Microcosmographia by William Van Hecke

The Kudos Thing

kudos

The Kudos thing on Svbtle posts has bothered me for a while. (That post, in fact, seems to lay out an excellent argument for what’s wrong with its own kudos… button. Button? Vortex?)

This is the thing that, when you leave your cursor over it for 1 second, increments the “kudos” (Likes, essentially) for that post. I thought it would be gone by now. Replaced by an old-fashioned clicky button, or perhaps a click-and-hold, a drag, or some other interaction that preserves the time-based increase in interaction weight. I get (now, after looking it up) that the idea is to make kudos feel meaningful by making them cost more than a click.

But the problem is that leaving your mouse somewhere for one second feels like less of a commitment than clicking, not more. And the results in this case feel much more consequential than what you’d expect from such an interaction. Rather than feeling like I’ve consciously decided to invest some of my time in congratulating someone, I feel like I’ve had part of my screen turn into a little land-mine.

To my knowledge, nowhere in any major desktop environment for the last several decades has simply positioning the mouse pointer somewhere caused a meaningful change to occur in the world. Moving your cursor around is supposed to be safe.

There is something unnerving and ominous about the animation. This orb is coming right at your face, creeping forward steadily, getting redder and redder, like something awful is about to happen.

Meanwhile you’re curtly commanded, “DON’T MOVE”. What! What’s going on! What will happen if I move!

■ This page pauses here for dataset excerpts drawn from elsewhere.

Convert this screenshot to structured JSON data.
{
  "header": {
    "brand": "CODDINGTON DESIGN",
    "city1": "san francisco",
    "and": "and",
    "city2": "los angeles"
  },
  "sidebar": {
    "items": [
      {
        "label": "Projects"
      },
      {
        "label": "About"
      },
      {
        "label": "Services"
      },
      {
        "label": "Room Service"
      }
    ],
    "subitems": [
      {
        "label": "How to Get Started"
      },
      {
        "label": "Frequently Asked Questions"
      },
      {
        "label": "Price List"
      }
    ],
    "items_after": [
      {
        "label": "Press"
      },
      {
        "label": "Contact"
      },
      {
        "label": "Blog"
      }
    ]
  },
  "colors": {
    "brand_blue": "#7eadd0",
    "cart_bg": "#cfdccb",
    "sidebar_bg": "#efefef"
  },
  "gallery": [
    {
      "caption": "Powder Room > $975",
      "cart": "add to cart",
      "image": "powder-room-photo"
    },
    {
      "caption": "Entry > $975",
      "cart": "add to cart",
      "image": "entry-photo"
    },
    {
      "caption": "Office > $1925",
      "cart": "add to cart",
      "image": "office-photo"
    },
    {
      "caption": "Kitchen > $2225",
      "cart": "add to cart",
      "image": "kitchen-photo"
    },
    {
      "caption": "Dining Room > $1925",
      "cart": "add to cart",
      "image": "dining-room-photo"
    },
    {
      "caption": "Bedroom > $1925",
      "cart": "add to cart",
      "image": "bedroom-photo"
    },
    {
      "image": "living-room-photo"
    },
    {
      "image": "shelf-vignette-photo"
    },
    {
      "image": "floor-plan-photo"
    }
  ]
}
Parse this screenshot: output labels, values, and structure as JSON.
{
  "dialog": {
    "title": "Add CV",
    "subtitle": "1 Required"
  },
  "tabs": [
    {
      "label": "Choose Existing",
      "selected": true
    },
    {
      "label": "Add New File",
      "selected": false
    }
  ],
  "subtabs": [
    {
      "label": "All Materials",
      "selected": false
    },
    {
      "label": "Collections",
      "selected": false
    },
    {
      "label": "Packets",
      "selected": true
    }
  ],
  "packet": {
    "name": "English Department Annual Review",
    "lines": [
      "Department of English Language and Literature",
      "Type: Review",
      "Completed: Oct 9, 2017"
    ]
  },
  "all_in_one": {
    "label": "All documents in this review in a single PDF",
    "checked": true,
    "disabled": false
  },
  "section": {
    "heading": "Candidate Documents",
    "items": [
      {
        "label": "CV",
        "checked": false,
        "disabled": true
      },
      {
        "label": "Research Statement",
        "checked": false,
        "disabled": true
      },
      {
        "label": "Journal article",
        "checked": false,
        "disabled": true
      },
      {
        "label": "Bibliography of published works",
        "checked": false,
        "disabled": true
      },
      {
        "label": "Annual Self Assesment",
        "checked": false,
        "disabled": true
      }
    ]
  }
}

What will happen if I don’t move! All of a sudden I have to make a decision whether to obey this strange site’s demands or not, and I clearly only have about one second to make this decision, because the orb. It’s coming for me. I actually panic, complete with tightening in my chest, every time I mouse over the dang thing, feeling like I’ve been put on the spot.

On an iPhone, the button intercepts attempts to scroll. You’re just trying to see a different part of the page, and now all of a sudden you’ve put your stamp of approval on something you weren’t even done reading. (This is simply a bug, presumably not a design decision; nothing in a scrollable view should ever negate drags like this.)

The interaction in question is not just an inconsequential, ephemeral, or impersonal bit being flipped. It’s a personal endorsement. When you do it by accident, it feels like you’ve been tricked into signing a petition outside a grocery store, for something you don’t believe in.

Once you’ve given kudos, on purpose or on accident, there’s no taking it back. Something changed in the world, however minor, because of something you accidentally did. You can argue that the result of accidentally giving kudos is inconsequential. But any irreversible loss of control, especially at the visceral level of immediate interactions, feels disempowering to the user. It betrays the rules of input that people count on to stay true in order to be able to communicate with their technology.

Again, I think I get the idea behind this interaction. It’s smart to make giving kudos “cost” more than a click. It’s distinctive; you’ll always know when you’re looking at a Svbtle blog. Maybe there are some more variables in its favor that I’m ignorant of. But I hope they give some more thought and discussion to how it feels to use, especially for folks who don’t see it every day.